Für die betroffenen Bauern hat dieses Verkaufsverbot massive Konsequenzen. Diese seien «Existenzbedrohend» schreibt die SVP, denn der Fleischverkauf sei ihre «Haupteinnahmequelle». Darum sollten die Bauern vom Kanton entschädigt werden, und zwar «ohne grosse bürokratische Hürden».
Fleisch betroffen - Milch & Früchte unklar
Im St.Galler Kantonsrat sind diese Woche acht Vorstösse zum Thema PFAS eingereicht worden. Zwei davon hat die Regierung bereits beantwortet: Die allermeisten Böden im Kanton seien nicht mit PFAS belastet, betonte Susanne Hartmann, Vorsteherin des Bau- und Umweltdepartements, am Mittwoch im Rat. «Wir wissen grob, wo die belasteten Flächen liegen.»
Obwohl das Ausbringen der Giftschlämme seit fast 20 Jahren verboten ist, gibt es erst seit dem 1.August dieses Jahres verbindliche Grenzwerte für Fleisch. Für Milch ist die Übernahme von EU-Werten für das nächste Jahr in Aussicht gestellt. Für Obst gibt es keine Werte.
Giftwerte sollen gesenkt werden
Die Giftwerte für das Fleisch waren die Basis für das Verkaufsverbot bei den fünf Betrieben. Betroffen sind jedoch bisher 26 Bauernbetriebe, denen Empfehlungen abgegeben wurden. Und in mittlerweile neun Betrieben mit belastetem Fleisch wurde die «Einleitung von Senkungsmassnahmen verfügt», wie es in der Antwort der Regierung heisst.
Zu diesen «Senkungsmassnahmen» gehört, dass die Tiere nur noch über die öffentliche Trinkwasserversorgung getränkt werden dürfen und nicht mit Wasser, welches über die verseuchten Böden zu den Ställen gelangt. Wie weit das Futter eine Rolle spielt, ist noch unklar.
Schaden muss bezahlt werden
Ein grosses Thema sind die finanziellen Folgen. Einerseits geht es um die Hilfe für die Landwirte. Die Regierung wird für die Unterstützung von Härtefällen eine Vorlage erarbeiten. Für das Geschäft ist auch bereits eine vorberatende Kommission bestellt worden.
Gefragt wird aber auch, wer für den Schlam(m)-Massel zuständig ist. Die SP-Grüne-GLP-Fraktion verlangt, dass man die Verursacher der Misere namentlich nennt.
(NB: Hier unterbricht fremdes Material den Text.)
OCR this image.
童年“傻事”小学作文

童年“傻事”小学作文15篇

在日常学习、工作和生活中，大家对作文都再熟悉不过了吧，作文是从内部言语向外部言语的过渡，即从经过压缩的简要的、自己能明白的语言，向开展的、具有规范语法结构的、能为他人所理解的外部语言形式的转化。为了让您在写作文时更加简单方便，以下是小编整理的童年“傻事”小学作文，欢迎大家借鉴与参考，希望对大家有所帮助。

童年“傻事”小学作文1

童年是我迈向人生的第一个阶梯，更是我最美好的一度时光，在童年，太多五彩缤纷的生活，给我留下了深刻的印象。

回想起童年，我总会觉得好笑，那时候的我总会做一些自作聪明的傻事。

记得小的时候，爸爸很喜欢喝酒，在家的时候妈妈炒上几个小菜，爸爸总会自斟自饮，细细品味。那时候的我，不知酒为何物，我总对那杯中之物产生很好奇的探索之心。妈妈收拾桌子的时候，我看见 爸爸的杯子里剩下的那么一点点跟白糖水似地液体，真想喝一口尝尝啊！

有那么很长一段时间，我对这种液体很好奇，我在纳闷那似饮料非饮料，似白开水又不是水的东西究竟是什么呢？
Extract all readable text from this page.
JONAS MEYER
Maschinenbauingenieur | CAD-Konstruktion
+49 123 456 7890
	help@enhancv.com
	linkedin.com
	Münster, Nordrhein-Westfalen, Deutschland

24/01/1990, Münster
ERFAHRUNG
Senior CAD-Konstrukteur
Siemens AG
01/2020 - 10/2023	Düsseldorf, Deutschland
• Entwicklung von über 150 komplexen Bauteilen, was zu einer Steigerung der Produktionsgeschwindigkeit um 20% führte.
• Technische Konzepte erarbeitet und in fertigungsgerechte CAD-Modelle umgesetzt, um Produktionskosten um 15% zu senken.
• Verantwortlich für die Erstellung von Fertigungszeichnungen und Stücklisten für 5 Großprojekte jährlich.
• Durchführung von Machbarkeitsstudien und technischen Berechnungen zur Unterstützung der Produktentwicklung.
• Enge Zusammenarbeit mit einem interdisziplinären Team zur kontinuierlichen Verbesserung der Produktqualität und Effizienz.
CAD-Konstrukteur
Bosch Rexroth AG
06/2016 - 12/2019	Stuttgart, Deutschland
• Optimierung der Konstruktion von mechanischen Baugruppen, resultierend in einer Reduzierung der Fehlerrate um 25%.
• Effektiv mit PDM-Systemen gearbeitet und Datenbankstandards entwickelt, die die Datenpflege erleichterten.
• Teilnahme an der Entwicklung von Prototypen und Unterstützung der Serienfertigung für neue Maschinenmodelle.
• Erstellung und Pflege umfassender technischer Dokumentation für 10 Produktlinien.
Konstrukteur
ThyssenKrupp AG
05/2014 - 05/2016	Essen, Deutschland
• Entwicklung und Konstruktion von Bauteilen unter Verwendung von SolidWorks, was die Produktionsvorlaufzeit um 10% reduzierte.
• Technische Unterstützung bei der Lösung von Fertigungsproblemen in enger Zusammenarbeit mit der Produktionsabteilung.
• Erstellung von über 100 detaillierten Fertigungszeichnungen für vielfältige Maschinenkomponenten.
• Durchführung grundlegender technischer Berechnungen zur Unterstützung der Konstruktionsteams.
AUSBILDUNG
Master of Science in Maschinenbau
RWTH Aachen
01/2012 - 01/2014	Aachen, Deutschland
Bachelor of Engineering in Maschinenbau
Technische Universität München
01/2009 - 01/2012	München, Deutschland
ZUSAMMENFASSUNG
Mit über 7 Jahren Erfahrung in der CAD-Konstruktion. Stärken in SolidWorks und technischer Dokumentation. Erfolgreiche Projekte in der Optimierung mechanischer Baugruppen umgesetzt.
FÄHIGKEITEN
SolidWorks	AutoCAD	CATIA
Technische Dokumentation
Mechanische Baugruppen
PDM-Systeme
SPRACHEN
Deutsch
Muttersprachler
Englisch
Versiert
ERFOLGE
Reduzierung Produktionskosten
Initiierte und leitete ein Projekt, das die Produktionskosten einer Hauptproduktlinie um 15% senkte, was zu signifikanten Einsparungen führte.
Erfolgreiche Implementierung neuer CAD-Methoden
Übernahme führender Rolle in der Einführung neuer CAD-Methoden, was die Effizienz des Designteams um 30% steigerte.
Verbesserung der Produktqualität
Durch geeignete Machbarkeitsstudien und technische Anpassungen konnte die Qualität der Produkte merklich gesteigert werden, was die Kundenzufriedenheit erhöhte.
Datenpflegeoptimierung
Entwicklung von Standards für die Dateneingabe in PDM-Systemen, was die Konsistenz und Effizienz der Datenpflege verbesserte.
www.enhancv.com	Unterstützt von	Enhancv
In eine ähnliche Richtung zielt Peter Nüesch, der Präsident des St.Galler Bauernverbandes: «Müssen Betreiber von Abwasserreinigungsanlagen, die Klärschlamm als Dünger für Landwirte abgegeben haben, nachträglich mit Kostenfolgen oder Ersatzforderungen rechnen?». Auf diese Frage gibt es noch keine Antwort.